Money has been provided by Police Scotland, the Scottish Government and the City of Edinburgh Council with the purpose of tackling Islamophobia.  Through a process of Participative Budgeting, members of the public can have a say on which projects they think public money should go to support.  For more information see the ‘Shared Vision – Your Decision’ page of the Police Scotland website.

The Edinburgh Weekend Club is a new initiative that will contribute to the integration of refugees, asylum seekers and new migrants (New Scots) in Edinburgh through responding to social isolation experienced specifically over the weekend.  The model is based on a successful Weekend Club run by Interfaith Glasgow.

Our vision is to see New Scots become active members of society in Scotland, with strong social relationships.

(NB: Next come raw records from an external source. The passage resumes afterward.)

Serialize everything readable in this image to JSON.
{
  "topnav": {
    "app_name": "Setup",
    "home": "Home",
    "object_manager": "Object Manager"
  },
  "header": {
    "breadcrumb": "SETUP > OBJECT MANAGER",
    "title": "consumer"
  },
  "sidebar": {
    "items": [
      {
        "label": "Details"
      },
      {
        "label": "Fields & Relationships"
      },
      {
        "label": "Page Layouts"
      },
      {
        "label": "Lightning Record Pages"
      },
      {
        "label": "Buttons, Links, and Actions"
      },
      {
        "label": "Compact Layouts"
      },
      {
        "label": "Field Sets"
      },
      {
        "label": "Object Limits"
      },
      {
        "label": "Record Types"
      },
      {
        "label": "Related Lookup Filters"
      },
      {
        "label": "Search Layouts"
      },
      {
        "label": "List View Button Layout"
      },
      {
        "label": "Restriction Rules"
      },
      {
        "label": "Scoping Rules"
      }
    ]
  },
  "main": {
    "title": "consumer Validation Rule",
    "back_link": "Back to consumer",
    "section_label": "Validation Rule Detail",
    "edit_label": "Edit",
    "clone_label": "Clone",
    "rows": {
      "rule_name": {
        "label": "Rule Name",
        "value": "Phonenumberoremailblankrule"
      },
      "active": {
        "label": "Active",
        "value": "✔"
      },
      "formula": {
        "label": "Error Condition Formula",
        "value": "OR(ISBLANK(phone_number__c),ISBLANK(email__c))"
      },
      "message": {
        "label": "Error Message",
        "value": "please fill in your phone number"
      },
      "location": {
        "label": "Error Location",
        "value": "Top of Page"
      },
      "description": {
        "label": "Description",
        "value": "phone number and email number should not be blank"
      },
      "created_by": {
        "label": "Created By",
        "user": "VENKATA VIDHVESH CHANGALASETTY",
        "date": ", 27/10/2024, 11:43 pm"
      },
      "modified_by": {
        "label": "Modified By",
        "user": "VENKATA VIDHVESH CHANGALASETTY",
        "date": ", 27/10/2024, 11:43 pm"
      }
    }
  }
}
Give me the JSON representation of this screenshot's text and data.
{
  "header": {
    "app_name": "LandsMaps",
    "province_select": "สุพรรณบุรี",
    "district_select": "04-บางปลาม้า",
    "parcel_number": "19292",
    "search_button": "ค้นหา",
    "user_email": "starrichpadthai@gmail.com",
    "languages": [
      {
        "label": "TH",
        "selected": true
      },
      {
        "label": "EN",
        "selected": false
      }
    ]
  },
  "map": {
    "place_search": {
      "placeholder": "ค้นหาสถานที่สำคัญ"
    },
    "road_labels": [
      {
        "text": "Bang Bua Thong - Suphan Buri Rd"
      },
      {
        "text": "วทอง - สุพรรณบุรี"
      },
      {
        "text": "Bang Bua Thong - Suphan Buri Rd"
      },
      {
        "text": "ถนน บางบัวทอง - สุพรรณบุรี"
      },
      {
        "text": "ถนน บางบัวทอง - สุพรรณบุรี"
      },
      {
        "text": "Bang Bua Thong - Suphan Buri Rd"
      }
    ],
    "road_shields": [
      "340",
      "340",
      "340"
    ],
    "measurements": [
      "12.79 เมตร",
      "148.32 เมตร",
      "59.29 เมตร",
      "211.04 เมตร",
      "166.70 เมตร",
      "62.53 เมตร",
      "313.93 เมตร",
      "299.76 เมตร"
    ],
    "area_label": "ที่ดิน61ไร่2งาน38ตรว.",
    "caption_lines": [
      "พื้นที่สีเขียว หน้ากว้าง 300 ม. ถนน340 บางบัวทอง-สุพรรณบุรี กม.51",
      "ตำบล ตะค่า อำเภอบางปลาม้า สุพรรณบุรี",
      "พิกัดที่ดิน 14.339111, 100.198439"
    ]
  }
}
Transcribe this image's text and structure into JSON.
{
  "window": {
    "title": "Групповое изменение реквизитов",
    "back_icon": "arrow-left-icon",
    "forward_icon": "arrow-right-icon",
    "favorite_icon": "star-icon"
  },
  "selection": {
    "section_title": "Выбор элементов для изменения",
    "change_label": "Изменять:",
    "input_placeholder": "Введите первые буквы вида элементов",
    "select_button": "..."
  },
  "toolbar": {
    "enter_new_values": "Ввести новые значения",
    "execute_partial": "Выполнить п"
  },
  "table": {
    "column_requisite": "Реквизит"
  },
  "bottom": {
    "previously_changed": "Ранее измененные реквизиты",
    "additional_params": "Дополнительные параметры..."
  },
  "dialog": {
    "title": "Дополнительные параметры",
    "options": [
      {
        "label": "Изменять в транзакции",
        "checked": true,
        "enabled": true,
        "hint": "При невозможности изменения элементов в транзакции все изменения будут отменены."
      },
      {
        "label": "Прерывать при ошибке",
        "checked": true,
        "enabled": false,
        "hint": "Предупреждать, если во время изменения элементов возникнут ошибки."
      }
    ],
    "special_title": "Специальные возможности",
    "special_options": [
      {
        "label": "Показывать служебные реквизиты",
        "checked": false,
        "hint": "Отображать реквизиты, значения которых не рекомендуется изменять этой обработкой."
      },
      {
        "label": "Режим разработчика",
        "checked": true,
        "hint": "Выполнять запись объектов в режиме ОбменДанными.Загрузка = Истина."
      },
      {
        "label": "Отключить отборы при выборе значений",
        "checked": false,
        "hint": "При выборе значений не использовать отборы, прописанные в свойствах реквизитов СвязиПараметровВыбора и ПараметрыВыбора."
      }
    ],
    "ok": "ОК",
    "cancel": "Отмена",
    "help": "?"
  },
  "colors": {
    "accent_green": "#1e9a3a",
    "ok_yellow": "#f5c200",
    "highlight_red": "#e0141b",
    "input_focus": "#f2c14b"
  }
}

Most existing activities and programmes taking place during the week; the weekend can become a particularly isolating and lonely time. Through arranging monthly events on Saturdays and Sundays the Weekend Club enables its participants to build friendships, improve their English and learn more about Scottish culture and history. Additionally, these events should break down barriers of fear and prejudice as people of different cultures and religions connect, share with each other and learn from each other.

To enable an inclusive, welcoming and multicultural society we believe that integration has to be two-way process that involves both the newly arrived individuals and the host communities. The Edinburgh Weekend Club project is delivered by a multi-faith partnership and is supported by a team of volunteers who belong to different religious and belief traditions. With Edinburgh now receiving significant numbers of refugees from Syria, many of whom are Muslim, this project seeks to increase intercultural understanding by both the host communities as well as those who are newly arrived.  By creating opportunities to build friendships and personal relationships between people from different backgrounds and beliefs, we hope to increase understanding and awareness, especially to challenge misconceptions about Islam.

All events are free and accessible, often hosted by local places of worship and food is provided.  However, food, transport costs, entry fees and other associated expenditure means that each event requires funding.  We are budgeting around £500 for each event and have funding for events in Jan, Feb and March.  We are seeking £4,500 to help with events for the rest of the year.

Our first event will take place in January and will introduce New Scots in Edinburgh to a typical Burns Night supper and Ceilidh. People will have the opportunity to share their culture and build friendships over food and dance.

A similar project currently runs in Glasgow and is managed by Interfaith Glasgow.  One of their young Muslim volunteers says: “I feel Asylum seekers and Refugees need the Weekend Club because firstly it helps them to integrate into Glasgow and Scotland as a whole. The last thing we need is to make them feel left out, isolated or unwelcome. They have arrived in a new country where they don’t know many people or they don’t know anybody at all and have no family here. The Weekend Club provides them with the opportunity to meet other people including other asylum seekers, refugees and the volunteers and they have the opportunity to make new friends and meet new people.”

The Weekend Club will provide a platform for relationships and friendships to form and flourish, both amongst refugees, asylum seekers and new migrants and with the local community in Edinburgh.